The day began with a departure from Tooting Bec at ten o clock, with Fr. William blessing us on our journey and praying that we would remember those unable to attend, asking us to reflect and enjoy the beauty of the day to come. The journey down was quickly achieved and soon we were enjoying the beauties of Hever. If you have not been there treat yourself, it is only 30 miles from London but the countryside and the natural beauty and the Kentish landscape is all around. To then have the pleasure of a fairy tale image of a Castle (that has stood on this site since the 13th century) as our focal point made us realise that a special treat was in store.

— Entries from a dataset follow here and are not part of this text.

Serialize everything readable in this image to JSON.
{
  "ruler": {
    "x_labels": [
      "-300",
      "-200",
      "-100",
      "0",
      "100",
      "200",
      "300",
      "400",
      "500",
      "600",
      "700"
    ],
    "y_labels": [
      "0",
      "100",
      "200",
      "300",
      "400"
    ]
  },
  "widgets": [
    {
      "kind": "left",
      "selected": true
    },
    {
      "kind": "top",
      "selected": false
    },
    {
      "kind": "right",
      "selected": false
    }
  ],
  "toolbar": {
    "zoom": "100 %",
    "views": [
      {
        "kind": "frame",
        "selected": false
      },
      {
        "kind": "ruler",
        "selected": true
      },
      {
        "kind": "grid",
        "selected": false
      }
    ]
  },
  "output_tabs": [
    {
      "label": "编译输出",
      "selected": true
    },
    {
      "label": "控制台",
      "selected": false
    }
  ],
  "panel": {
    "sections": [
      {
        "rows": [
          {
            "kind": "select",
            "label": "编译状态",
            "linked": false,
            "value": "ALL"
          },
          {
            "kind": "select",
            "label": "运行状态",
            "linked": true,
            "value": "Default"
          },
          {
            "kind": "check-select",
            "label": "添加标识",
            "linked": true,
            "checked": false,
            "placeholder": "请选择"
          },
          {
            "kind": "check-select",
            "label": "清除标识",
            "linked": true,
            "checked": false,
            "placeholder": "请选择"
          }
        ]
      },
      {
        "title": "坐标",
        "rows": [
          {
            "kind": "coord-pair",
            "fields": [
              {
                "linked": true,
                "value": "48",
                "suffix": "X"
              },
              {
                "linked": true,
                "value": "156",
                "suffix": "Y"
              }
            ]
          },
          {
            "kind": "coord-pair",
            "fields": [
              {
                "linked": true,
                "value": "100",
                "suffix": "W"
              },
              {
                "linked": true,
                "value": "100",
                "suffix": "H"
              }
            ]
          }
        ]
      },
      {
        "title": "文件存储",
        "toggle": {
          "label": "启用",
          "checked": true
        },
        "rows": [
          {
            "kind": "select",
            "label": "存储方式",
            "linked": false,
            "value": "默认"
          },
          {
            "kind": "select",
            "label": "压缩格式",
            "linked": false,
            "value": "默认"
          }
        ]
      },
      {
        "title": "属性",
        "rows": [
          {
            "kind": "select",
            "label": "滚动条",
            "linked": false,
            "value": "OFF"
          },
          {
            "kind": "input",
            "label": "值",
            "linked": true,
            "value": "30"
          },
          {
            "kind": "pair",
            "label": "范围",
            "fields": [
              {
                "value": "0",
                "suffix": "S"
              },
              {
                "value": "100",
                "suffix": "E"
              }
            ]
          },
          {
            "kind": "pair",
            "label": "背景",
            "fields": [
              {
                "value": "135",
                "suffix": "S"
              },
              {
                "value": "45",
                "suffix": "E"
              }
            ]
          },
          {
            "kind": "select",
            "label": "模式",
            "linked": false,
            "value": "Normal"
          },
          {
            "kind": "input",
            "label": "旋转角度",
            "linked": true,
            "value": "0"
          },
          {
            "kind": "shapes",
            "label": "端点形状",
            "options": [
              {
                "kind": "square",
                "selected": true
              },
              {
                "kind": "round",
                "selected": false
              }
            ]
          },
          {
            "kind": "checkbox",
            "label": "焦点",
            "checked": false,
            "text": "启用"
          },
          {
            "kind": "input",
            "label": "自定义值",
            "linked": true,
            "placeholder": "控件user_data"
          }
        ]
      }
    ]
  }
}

This famous castle once the home of two Queens of England – the ill-fated Ann Boleyn and the clever survivor of Henry VIII, Anne of Cleaves, is a testimony to the skill of the English Craftsman. Restored by William Waldorf Astor in the early part of the 20th century it was the setting for many famous parties. Its Tudor magnificence is fully restored and the picture collection is now one of the best and most influential (short of the National Portrait Gallery) of Tudor portraits. These special improvements have been brought about by the Guthrie family who have invested millions in its restoration since 1983, making it a sanctuary for wild life and for us as visitors and new generations to come.

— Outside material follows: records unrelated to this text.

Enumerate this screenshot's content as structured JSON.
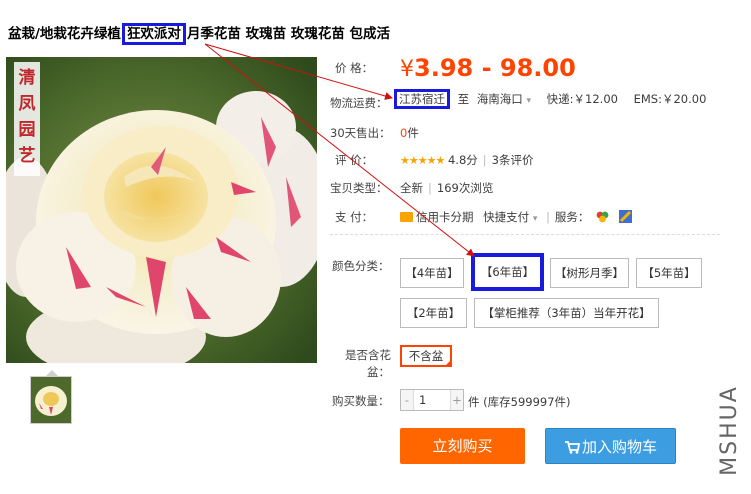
{
  "title": {
    "prefix": "盆栽/地栽花卉绿植",
    "highlight": "狂欢派对",
    "suffix": "月季花苗 玫瑰苗 玫瑰花苗 包成活"
  },
  "image": {
    "brand_chars": [
      "清",
      "凤",
      "园",
      "艺"
    ]
  },
  "price": {
    "label": "价 格：",
    "currency": "¥",
    "value": "3.98 - 98.00"
  },
  "shipping": {
    "label": "物流运费：",
    "from": "江苏宿迁",
    "to_word": "至",
    "to": "海南海口",
    "express": "快递:￥12.00",
    "ems": "EMS:￥20.00"
  },
  "sales": {
    "label": "30天售出：",
    "count": "0",
    "unit": "件"
  },
  "rating": {
    "label": "评 价：",
    "stars": "★★★★★",
    "score": "4.8分",
    "reviews": "3条评价"
  },
  "item_type": {
    "label": "宝贝类型：",
    "condition": "全新",
    "views": "169次浏览"
  },
  "payment": {
    "label": "支 付：",
    "credit": "信用卡分期",
    "quick": "快捷支付",
    "service": "服务："
  },
  "sku": {
    "label": "颜色分类：",
    "options": [
      "【4年苗】",
      "【6年苗】",
      "【树形月季】",
      "【5年苗】",
      "【2年苗】",
      "【掌柜推荐（3年苗）当年开花】"
    ]
  },
  "pot": {
    "label_line1": "是否含花",
    "label_line2": "盆：",
    "option": "不含盆"
  },
  "quantity": {
    "label": "购买数量：",
    "minus": "-",
    "value": "1",
    "plus": "+",
    "unit": "件",
    "stock": "(库存599997件)"
  },
  "buttons": {
    "buy": "立刻购买",
    "cart": "加入购物车"
  },
  "watermark": "MSHUA",
  "colors": {
    "price": "#ff4400",
    "annotation": "#1a1adf",
    "arrow": "#d01010",
    "buy": "#ff6600",
    "cart": "#3c9ee0"
  }
}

Fun, frolics, rain (what summer would be without its showers.) Father Will on the lake with three ladies of the Parish chaperoned by one other gentlemen rowing around frantically trying to enter safe harbour to avoid the shower- “too late I hear you say” …. You would be right! Conversations, bags of shared food and goodies, the shopping and the oohs and ahhs….
Then more tea, coffee, sandwiches the odd glass of Vino- (that splinter group that went to the Henry VIII) and soon it was arrival back at Tooting Bec at half six, exhausted and ready for bed! It was a fantasy day out and a day to savour the joys of this England.
# Mrs. Guthrie the present owner is both a fan of Roses and of Emily Dickinson… Hence the connections that inspired the gardens… Check them out on Hever website… awesome.